Denuncian atrasos en los pagos y desfasaje arancelario. Pusieron como fecha tope para que haya respuestas el próximo 10 de febrero. De no haber soluciones, suspenderán todas las prestaciones ambulatorias y cirugías programadas.
Un grupo de instituciones de salud privada de La Pampa, Chubut, Río Negro y Neuquén elevó este miércoles una nota formal al director ejecutivo del PAMI, Dr. Esteban Leguizamo. En el documento, advierten que la situación financiera ha llegado a un límite «insostenible» y fijaron el 10 de febrero como fecha de inicio para la suspensión de servicios si no se cancelan las deudas y se actualizan los aranceles.

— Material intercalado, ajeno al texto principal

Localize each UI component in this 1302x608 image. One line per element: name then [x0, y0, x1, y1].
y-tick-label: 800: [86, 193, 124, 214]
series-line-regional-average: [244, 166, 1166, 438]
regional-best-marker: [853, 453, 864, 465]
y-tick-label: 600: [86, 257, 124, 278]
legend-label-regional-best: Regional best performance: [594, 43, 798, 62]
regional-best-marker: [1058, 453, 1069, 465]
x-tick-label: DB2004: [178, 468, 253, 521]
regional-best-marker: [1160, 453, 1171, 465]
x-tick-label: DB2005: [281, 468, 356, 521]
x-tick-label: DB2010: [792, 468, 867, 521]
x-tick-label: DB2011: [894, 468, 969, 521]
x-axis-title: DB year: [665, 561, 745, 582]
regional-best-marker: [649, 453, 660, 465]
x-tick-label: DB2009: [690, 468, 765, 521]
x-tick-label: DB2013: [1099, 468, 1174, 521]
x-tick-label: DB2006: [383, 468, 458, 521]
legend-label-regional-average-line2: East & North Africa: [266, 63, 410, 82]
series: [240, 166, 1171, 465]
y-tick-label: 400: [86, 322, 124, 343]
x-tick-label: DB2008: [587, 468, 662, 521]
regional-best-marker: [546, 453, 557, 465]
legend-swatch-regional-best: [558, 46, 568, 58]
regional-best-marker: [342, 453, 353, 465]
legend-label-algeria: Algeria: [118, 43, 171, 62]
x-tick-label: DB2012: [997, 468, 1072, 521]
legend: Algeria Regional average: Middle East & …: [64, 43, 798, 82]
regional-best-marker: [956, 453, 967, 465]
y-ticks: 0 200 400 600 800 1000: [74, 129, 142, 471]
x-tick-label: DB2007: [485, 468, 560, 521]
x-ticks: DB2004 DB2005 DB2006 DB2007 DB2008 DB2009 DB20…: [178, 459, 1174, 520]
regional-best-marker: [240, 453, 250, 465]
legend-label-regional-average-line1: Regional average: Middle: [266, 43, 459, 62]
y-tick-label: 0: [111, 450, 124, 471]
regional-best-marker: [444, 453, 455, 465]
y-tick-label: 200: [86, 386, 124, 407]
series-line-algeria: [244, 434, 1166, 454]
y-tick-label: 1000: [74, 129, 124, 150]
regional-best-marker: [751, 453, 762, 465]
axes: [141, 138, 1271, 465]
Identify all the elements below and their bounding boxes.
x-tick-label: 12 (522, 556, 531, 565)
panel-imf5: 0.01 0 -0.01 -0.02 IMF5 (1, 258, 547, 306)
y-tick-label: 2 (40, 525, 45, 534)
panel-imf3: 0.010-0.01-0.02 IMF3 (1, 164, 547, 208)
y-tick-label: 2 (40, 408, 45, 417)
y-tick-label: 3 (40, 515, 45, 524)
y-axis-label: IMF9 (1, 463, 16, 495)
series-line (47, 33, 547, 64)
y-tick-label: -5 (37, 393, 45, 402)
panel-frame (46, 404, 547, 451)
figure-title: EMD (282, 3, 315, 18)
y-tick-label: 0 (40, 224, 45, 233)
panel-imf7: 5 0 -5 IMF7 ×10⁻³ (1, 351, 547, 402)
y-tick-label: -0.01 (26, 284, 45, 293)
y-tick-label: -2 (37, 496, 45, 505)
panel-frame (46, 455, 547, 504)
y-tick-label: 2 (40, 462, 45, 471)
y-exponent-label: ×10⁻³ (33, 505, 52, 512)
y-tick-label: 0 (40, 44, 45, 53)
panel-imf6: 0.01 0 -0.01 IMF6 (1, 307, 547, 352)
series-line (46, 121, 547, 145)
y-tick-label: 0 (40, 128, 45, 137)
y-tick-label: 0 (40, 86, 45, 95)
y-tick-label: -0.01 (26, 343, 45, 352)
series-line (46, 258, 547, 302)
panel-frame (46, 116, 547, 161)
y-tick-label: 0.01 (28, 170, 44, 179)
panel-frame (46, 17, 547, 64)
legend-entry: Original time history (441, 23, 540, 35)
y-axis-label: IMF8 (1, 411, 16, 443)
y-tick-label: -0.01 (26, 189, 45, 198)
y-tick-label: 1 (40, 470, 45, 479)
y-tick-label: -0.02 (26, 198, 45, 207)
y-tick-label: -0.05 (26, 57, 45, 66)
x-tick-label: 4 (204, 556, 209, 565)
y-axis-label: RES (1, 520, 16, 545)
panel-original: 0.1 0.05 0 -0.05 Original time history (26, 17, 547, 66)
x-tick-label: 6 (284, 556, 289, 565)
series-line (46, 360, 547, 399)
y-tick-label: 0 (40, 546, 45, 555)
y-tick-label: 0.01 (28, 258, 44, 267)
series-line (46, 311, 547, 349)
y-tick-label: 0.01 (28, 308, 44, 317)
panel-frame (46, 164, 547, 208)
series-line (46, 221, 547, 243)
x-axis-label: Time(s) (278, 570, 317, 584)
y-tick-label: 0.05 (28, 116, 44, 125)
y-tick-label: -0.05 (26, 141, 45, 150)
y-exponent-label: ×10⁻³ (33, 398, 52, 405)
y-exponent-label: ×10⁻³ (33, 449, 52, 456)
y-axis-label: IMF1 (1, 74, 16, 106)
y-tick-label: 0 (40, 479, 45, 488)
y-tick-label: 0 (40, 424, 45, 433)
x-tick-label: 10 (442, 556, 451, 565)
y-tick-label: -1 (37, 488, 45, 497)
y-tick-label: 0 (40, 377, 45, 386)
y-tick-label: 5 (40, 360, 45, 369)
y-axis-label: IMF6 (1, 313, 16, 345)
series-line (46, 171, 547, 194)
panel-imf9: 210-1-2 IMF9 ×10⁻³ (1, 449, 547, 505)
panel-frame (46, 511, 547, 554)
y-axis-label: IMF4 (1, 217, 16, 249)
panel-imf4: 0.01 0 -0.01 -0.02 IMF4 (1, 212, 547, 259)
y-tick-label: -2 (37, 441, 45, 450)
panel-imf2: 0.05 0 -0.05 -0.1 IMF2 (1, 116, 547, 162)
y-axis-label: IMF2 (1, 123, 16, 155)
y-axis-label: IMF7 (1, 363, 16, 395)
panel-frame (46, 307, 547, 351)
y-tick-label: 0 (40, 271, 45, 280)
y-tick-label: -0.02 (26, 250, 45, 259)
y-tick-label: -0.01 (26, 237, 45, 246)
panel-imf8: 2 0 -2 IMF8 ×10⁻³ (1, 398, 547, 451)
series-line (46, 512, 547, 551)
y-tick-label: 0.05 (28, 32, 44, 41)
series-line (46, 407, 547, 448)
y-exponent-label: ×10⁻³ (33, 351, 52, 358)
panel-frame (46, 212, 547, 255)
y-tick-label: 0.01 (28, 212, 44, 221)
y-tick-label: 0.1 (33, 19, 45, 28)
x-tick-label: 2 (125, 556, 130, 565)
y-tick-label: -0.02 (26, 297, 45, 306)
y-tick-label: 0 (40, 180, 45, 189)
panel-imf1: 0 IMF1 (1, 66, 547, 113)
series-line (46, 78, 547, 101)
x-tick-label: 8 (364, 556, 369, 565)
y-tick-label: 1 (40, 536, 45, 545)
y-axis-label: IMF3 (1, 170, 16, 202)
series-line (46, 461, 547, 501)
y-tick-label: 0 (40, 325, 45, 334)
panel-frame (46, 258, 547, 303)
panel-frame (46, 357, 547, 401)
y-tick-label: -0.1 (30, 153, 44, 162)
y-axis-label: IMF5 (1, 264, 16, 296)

Para las clínicas y sanatorios de la región, el PAMI no es un cliente más: representa, en promedio, el 40% de sus ingresos totales. Los prestadores denuncian una combinación letal de dos factores:
Atraso en los pagos: Se han corrido las fechas habituales de cobro, lo que impide cumplir con los cronogramas de pago a proveedores.
Desfasaje arancelario: Los valores de los módulos de atención han quedado pulverizados frente a la inflación de los últimos meses.
«Cualquier demora en los pagos genera desequilibrios de muy difícil resolución en estructuras económicas que ya están ajustadas al máximo», señala la nota presentada a las autoridades del PAMI.
En nuestra provincia, el frente de prestadores es sólido. Entre los firmantes que acompañan la medida se encuentran Sanatorio Santa Rosa, Clínica Modelo, Clínica Argentina y Clínica Regional (estas dos últimas de General Pico).
Para evitar el corte que afectaría a miles de jubilados y pensionados, las clínicas exigen la regularización de la deuda, una reunión urgente con las máximas autoridades y la reactivación de una mesa técnica que permita adecuar los aranceles a la realidad económica actual.
Peligra el pago de sueldos
El punto de mayor fricción es el compromiso con los trabajadores. Históricamente, las clínicas utilizan el cobro de la facturación de los módulos de mayor complejidad (Nivel II y III) para abonar los salarios el último día hábil de cada mes.
Al no recibir los fondos en tiempo y forma, las instituciones advierten sobre la «imposibilidad material de abonar haberes», lo que pone en riesgo no solo la paz social dentro de las empresas, sino la operatividad mínima de los centros asistenciales.
De no mediar una respuesta oficial, la restricción de la atención comenzará el 10 de febrero primero con la suspensión de todas las prestaciones ambulatorias y cirugías programadas. Sobre la atención de urgencias, indicaron que se mantendrá mientras la disponibilidad de insumos y personal lo permita.
De persistir el silencio de Nación, los prestadores advierten que la suspensión total será inevitable por falta de recursos operativos.